Understanding the costs of surgical care and the drivers of those costs is necessary for moving toward providing value-based musculoskeletal care. This research showed see how common medical comorbidities and specific total elbow arthroplasty (TEA) indications affected reimbursement costs throughout a 90-day TEA episode. The secondary goal was to figure out what was causing these charges. From a commercially available national database of 53 million individuals, administrative health claims for orthopedic intervention patients between 2010 and 2020 were queried using particular illness categorization and procedural terminology codes. Commercially insured patients were separated into distinct cohorts based on surgical indications and medical comorbidity. They assessed surgical encounters, 89-day postoperative period, and overall 90-day reimbursement expenses. They determined cost drivers for the first 89 days after surgery. For comparison, descriptive statistics and the Kruskal-Wallis test were used.

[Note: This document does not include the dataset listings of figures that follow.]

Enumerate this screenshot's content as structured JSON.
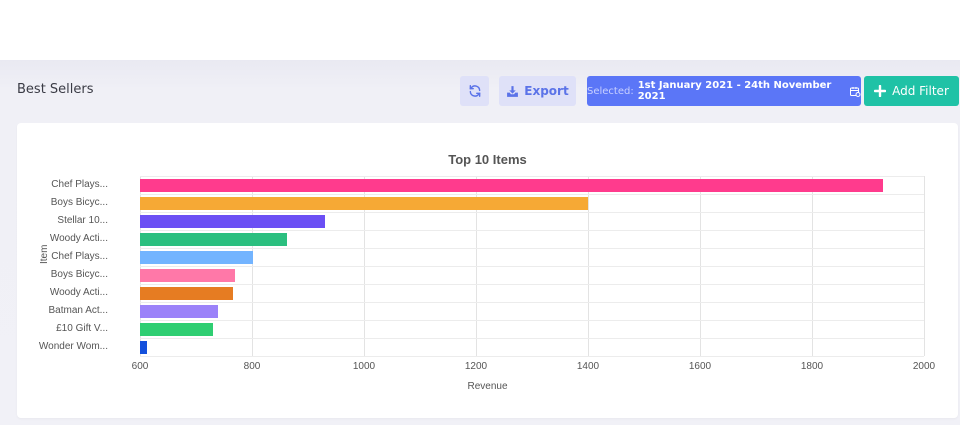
{
  "header": {
    "page_title": "Best Sellers",
    "refresh_icon": "refresh-icon",
    "export_label": "Export",
    "export_icon": "download-tray-icon",
    "date_prefix": "Selected:",
    "date_range": "1st January 2021 - 24th November 2021",
    "calendar_icon": "calendar-icon",
    "add_filter_label": "Add Filter",
    "add_filter_icon": "plus-icon"
  },
  "colors": {
    "primary": "#5b76f7",
    "accent": "#1fc2a6",
    "light_button_bg": "#dfe1f8"
  },
  "chart_data": {
    "type": "bar",
    "orientation": "horizontal",
    "title": "Top 10 Items",
    "xlabel": "Revenue",
    "ylabel": "Item",
    "xlim": [
      600,
      2000
    ],
    "xticks": [
      "600",
      "800",
      "1000",
      "1200",
      "1400",
      "1600",
      "1800",
      "2000"
    ],
    "grid": true,
    "legend": false,
    "categories": [
      "Chef Plays...",
      "Boys Bicyc...",
      "Stellar 10...",
      "Woody Acti...",
      "Chef Plays...",
      "Boys Bicyc...",
      "Woody Acti...",
      "Batman Act...",
      "£10 Gift V...",
      "Wonder Wom..."
    ],
    "values": [
      1927,
      1400,
      930,
      862,
      802,
      770,
      766,
      739,
      730,
      612
    ],
    "bar_colors": [
      "#ff3b8d",
      "#f6a935",
      "#6b4ff4",
      "#2bbf7f",
      "#73b4ff",
      "#ff78a8",
      "#e67c22",
      "#9b82f9",
      "#2fce72",
      "#1450dc"
    ]
  }
}
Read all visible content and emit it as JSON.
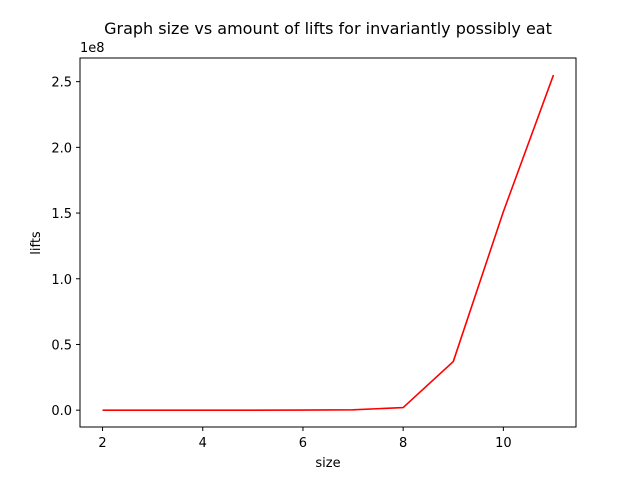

A total of 378 people were recognized as having undergone TEA. The average surgical encounter reimbursement cost ($13,393 ± $8,314) did not differ significantly based on patient variables. When stratified by surgical indication (p<0.0001) or medical comorbidity (p<0.0001), the mean reimbursement cost of the 89-day postoperative period ($4,232 ± $2,343) differed. The most expensive postoperative phase was revealed by the indication of rheumatoid arthritis ($4,864 ± $1,136) and the comorbidity of chronic kidney disease ($5,873 ± $1,165). When stratified by surgical indication (P=0.00083) or medical comorbidity (P<0.0001), the total 90-day reimbursement cost ($16,982 ± $4,132) differed significantly, with the indication of acute fracture ($18,870 ± $3,971) and the comorbidity of chronic pulmonary disease ($19,194 ± $3,829) demonstrating the most expensive total 90-day cost. Readmission-related inpatient charges accounted for 38% of the overall reimbursement cost. Overall, 5.0% of patients were readmitted, with a mean readmission cost of $16,296.
Surgical indications and medical comorbidities during the postoperative period and the entire 90-day episode of treatment have a substantial impact on TEA reimbursements. The need for surgeons and policymakers to understand treatment costs associated with distinct patient-level characteristics will grow as the United States converts to value-based healthcare.